Não me lembro de fazer isso, de olhar para o meu corpo com compaixão, com cuidado e percebê-lo adoecendo com a decisão de muitas horas de trabalho, de continuar pisando na dor, toda uma queixa para depois que se resolvesse um mundo que não se resolveu.

E veja, eu realmente acho que fui bem disciplinada com ele, faço exercício físico todos os dias, sim. Eu sou uma mulher gorda que faz funcional todos os dias, santa Fernanda minha personal. Eu odeio, sério, mas eu gosto e não troco. A única coisa que não deixei de fazer e trocar por trabalho.

Outro dia vi um post sobre autocuidado escrito pela querida Lua Barros e ela listou várias possibilidades de se cuidar. Uma em especial me pegou, fiz bastante nos últimos meses, mas não tanto como deveria e como deveria. Entre momentos de abismo, poço profundo de sentimentos e emoções, com a vida particular que corre dentro e a vida política que atravessou todas as vidas. Me chamou atenção na lista da Lua que “Autocuidado é estabelecer limites”.

Estabeleci meus limites. Fortaleci a minha vida com quem me queria perto. Estabeleci meus limites, das relações que não me faziam inteira. Resolvi estabelecer como e quando estar perto de cada pessoa que me fazia deitar no chão em posição fetal. E deixar as dores de ódio e tristeza se estabelecerem no meu corpo.

Mas na prática é difícil demais. Soltar a mão e dizer não.

Em 2022, que ainda não acabou, eu morri e ressuscitei em mim algumas vezes. Sozinha em choros profundos de solidão e perdida dentro de mim, dentro de mim que sou uma floresta confusa de muitos biomas. Ah, a poesia das palavras que nos ajudam a avaliar o caminhar.

Eu morri quando tive que sobreviver e ser adulta depois de perder meu padrinho e ter que cuidar de absolutamente toda burocracia como quem enterra alguém quase que literalmente. Eu morri e revivi quase pronta para seguir.

Sempre me senti uma pessoa engraçada, com muitas pessoas ao redor e que trazia e conseguia estabelecer relações duradouras. Eu ainda consigo. Mas fui perdendo a vontade e me sentindo chata, morrendo de graça e nascendo a necessidade de ficar sozinha.

Indo em lugares que eu nem mesmo queria ir.

Meu corpo sente absolutamente tudo. E sem dorflex eu deixo ele sentir. Sinto dores dos ombros até o quadril quando tô cansada e passei dos meus limites. Minha cabeça dói em encontros desencontrados com energias que não foram blindadas. O corpo sente quando percebe que não me preparei para aquele dia no mundo.

Hoje sinto que nem meus pés estão me aguentando de tão cansados, as demandas não acabaram e estão acumuladas. Qual seu limite, Mariana? – me perguntou meu pé direito assim que acordei e coloquei ele no chão.

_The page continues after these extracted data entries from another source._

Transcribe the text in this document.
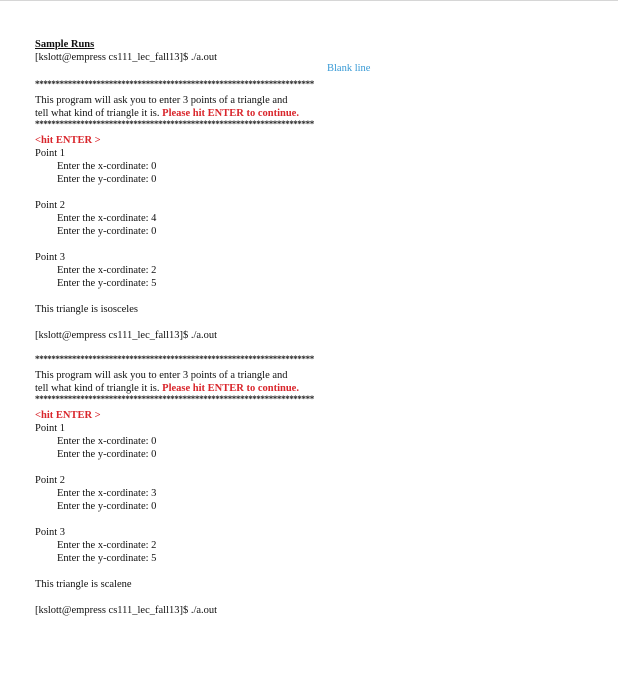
Blank line
Sample Runs
[kslott@empress cs111_lec_fall13]$ ./a.out
********************************************************************
This program will ask you to enter 3 points of a triangle and
tell what kind of triangle it is. Please hit ENTER to continue.
********************************************************************
<hit ENTER >
Point 1
Enter the x-cordinate: 0
Enter the y-cordinate: 0
Point 2
Enter the x-cordinate: 4
Enter the y-cordinate: 0
Point 3
Enter the x-cordinate: 2
Enter the y-cordinate: 5
This triangle is isosceles
[kslott@empress cs111_lec_fall13]$ ./a.out
********************************************************************
This program will ask you to enter 3 points of a triangle and
tell what kind of triangle it is. Please hit ENTER to continue.
********************************************************************
<hit ENTER >
Point 1
Enter the x-cordinate: 0
Enter the y-cordinate: 0
Point 2
Enter the x-cordinate: 3
Enter the y-cordinate: 0
Point 3
Enter the x-cordinate: 2
Enter the y-cordinate: 5
This triangle is scalene
[kslott@empress cs111_lec_fall13]$ ./a.out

Enquanto escrevo para a minha coluna de quinta eu penso que tenho ainda uma lista de fechamentos, acabei de pensar do quanto preciso escrever para entregar uma coisa até dia 20. Não consegui escolher a viagem de ano novo, talvez seja bom passar sozinha para variar. Eu tenho tantos planos para 2023, será que vai dar? Tem tanta coisa para cuidar no mundo, quanta coisa deixei de fazer por mim, será que dá tempo?

“Eu colhendo vento / Corpo tempestade…” – Luedji Luna

Estabeleci então os limites com o outro e não meus limites comigo. Eita!

Quando uma mulher perde o medo de desagradar e começa a olhar para si é revolucionário. Um instante sem volta. Amor para si primeiro te dá coragem para o amor com o outro, os outros.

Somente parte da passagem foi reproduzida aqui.